During my “awakening”, probably at about 6 years old, I was at first, unaware that we were poor. My 3 brothers and I, along with our parents, lived in a small, 4-room, poorly-insulated house with no running water, bathroom, fridge, freezer, or furnace. Our winter heat came from a wood-burning stove. Our fridge was the cellar in summer and the back doorstep in winter. We awoke each winter morning to a frigid house. Our summer kitchen was the large woodshed attached to the south end of the house. I recall impatiently awaiting this move each year because it meant that summer had at last arrived. Our reading material consisted of comic books, and entertainment became colouring books, the radio, and outdoor play. Contrast those primitive conditions with those of to-day. It took some time, but my modern house is the ultimate in creature comforts compared to my childhood home. It is akin to comparing the Wright Brothers’ Kitty Hawk to the newest airbus that can fly non-stop half-way round the world.

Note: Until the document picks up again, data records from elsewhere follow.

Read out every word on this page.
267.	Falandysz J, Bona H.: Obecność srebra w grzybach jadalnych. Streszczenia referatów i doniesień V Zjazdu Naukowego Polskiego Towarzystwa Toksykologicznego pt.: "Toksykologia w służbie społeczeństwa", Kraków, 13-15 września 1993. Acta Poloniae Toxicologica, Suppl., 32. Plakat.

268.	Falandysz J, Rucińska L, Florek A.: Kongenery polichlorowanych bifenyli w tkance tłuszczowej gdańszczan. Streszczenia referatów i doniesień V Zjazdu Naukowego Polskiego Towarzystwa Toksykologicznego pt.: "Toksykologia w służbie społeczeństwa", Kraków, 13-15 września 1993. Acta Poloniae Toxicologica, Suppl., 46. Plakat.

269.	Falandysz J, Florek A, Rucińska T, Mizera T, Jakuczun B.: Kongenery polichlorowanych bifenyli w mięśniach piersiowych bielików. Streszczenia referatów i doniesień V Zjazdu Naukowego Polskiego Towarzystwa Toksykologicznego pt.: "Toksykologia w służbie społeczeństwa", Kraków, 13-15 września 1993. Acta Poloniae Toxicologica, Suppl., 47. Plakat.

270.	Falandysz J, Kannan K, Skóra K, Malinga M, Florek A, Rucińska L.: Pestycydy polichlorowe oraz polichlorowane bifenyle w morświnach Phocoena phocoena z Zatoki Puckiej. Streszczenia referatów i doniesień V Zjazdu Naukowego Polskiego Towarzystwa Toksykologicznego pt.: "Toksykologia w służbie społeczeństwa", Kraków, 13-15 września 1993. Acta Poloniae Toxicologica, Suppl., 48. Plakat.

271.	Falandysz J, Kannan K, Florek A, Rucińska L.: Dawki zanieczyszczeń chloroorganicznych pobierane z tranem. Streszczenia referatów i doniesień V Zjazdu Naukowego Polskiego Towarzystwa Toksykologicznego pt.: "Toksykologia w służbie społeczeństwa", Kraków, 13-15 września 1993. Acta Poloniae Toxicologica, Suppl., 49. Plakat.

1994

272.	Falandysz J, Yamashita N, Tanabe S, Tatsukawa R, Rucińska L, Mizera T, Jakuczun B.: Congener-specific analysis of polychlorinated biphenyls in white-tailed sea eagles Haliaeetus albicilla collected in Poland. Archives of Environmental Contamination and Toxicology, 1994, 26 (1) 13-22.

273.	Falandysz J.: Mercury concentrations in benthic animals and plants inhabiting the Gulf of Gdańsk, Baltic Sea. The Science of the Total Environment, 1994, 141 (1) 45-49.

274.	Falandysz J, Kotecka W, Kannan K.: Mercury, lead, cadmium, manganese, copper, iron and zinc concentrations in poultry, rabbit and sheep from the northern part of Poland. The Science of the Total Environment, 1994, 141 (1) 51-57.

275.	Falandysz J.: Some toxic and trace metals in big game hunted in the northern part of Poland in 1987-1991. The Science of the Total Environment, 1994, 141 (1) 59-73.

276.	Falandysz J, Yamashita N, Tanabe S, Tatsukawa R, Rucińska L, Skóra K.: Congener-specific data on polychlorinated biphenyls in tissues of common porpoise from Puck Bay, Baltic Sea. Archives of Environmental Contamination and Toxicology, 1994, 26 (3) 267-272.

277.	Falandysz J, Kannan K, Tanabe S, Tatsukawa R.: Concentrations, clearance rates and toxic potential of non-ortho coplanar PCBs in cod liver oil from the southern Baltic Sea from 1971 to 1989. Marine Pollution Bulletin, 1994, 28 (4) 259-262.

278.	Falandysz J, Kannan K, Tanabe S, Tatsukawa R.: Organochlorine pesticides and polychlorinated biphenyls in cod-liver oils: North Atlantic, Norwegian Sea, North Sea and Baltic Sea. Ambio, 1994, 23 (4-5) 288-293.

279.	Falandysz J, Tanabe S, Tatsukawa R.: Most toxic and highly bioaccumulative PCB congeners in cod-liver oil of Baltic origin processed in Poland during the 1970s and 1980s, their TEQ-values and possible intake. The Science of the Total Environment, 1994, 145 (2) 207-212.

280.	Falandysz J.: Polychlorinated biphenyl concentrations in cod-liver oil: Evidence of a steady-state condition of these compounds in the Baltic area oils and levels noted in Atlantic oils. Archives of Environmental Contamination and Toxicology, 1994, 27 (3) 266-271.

Because our large garden plot produced an annual supply of vegetables thanks to our mother, we had plenty to eat. She was a talented homemaker who knew how to process the food, as were many of the rural women of that era. Our huge vegetable garden, where I spent much time as a kid, and where I developed my life-long love of gardening, provided amply for us year-round. The canning, pickling, as well as the proper storage of root vegetables and apples were necessary skills that meant survival. Wild berry-picking in the surrounding fields and forest openings was a demanding, but essential chore, requiring the help of little hands as well, if the pails of fruit were to be turned into winter jam. Meat and sauerkraut were prepared, salted, and “put down” for the winter. Bread, buns, and pies, baked weekly were greedily devoured by growing kids. To-day all of our food intake and cravings are available in supermarkets 7 days a week just steps from our homes. Our culinary desires are limited only by our imagination and our pocketbook.

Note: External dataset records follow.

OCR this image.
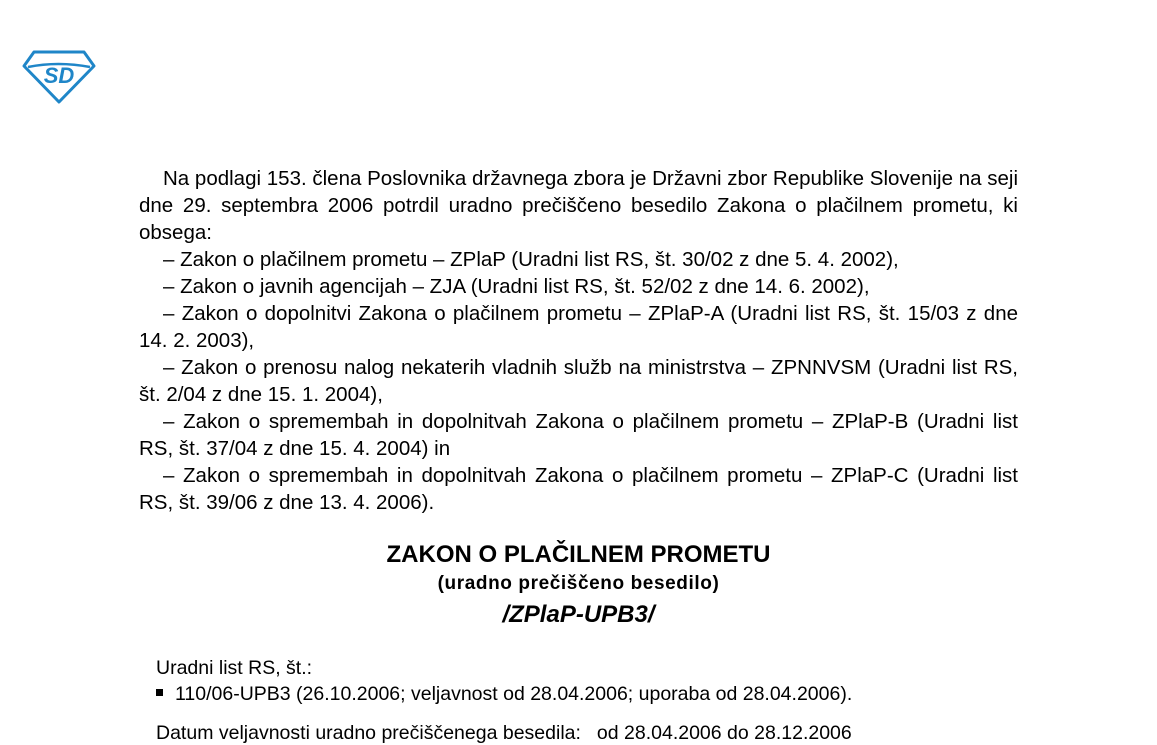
SD

Na podlagi 153. člena Poslovnika državnega zbora je Državni zbor Republike Slovenije na seji dne 29. septembra 2006 potrdil uradno prečiščeno besedilo Zakona o plačilnem prometu, ki obsega:

– Zakon o plačilnem prometu – ZPlaP (Uradni list RS, št. 30/02 z dne 5. 4. 2002),

– Zakon o javnih agencijah – ZJA (Uradni list RS, št. 52/02 z dne 14. 6. 2002),

– Zakon o dopolnitvi Zakona o plačilnem prometu – ZPlaP-A (Uradni list RS, št. 15/03 z dne 14. 2. 2003),

– Zakon o prenosu nalog nekaterih vladnih služb na ministrstva – ZPNNVSM (Uradni list RS, št. 2/04 z dne 15. 1. 2004),

– Zakon o spremembah in dopolnitvah Zakona o plačilnem prometu – ZPlaP-B (Uradni list RS, št. 37/04 z dne 15. 4. 2004) in

– Zakon o spremembah in dopolnitvah Zakona o plačilnem prometu – ZPlaP-C (Uradni list RS, št. 39/06 z dne 13. 4. 2006).

ZAKON O PLAČILNEM PROMETU
(uradno prečiščeno besedilo)
/ZPlaP-UPB3/
Uradni list RS, št.:
110/06-UPB3 (26.10.2006; veljavnost od 28.04.2006; uporaba od 28.04.2006).
Datum veljavnosti uradno prečiščenega besedila: od 28.04.2006 do 28.12.2006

Farming in my area in the early 40s was on a subsistence level. Farmers worked long hours on small farms with simple implements and tools to provide a meager living for their families. It was not unusual to observe farmers still pitching hay onto horse-drawn wagons by hand. The only farm innovation that I noticed as a young child was the hay loader. Pulled behind the hay wagon, it resembled a praying mantis. As its wheels turned, slender, spiked slats caught the hay already raked into wind rows and moved it up a slanted escalator-like platform onto the wagon. It certainly beat pitching hay by hand.
Horse power was the main energy source to do the heavy work, making it virtually impossible for one farmer to expand to a large acreage. Milking a small herd was done by hand and the milk transported in 8-gallon cans to the cheese factory by horse and wagon, and by sleigh in winter.
The first memorable mass excitement for me took place in 1945 when I was 9 years old. I witnessed the boisterous crowds of people on the streets of Cornwall Ontario celebrating the end of the war. Like a gun going off, this joyous occasion signaled the beginning of transformative changes in my little farming community, and elsewhere, that never stopped.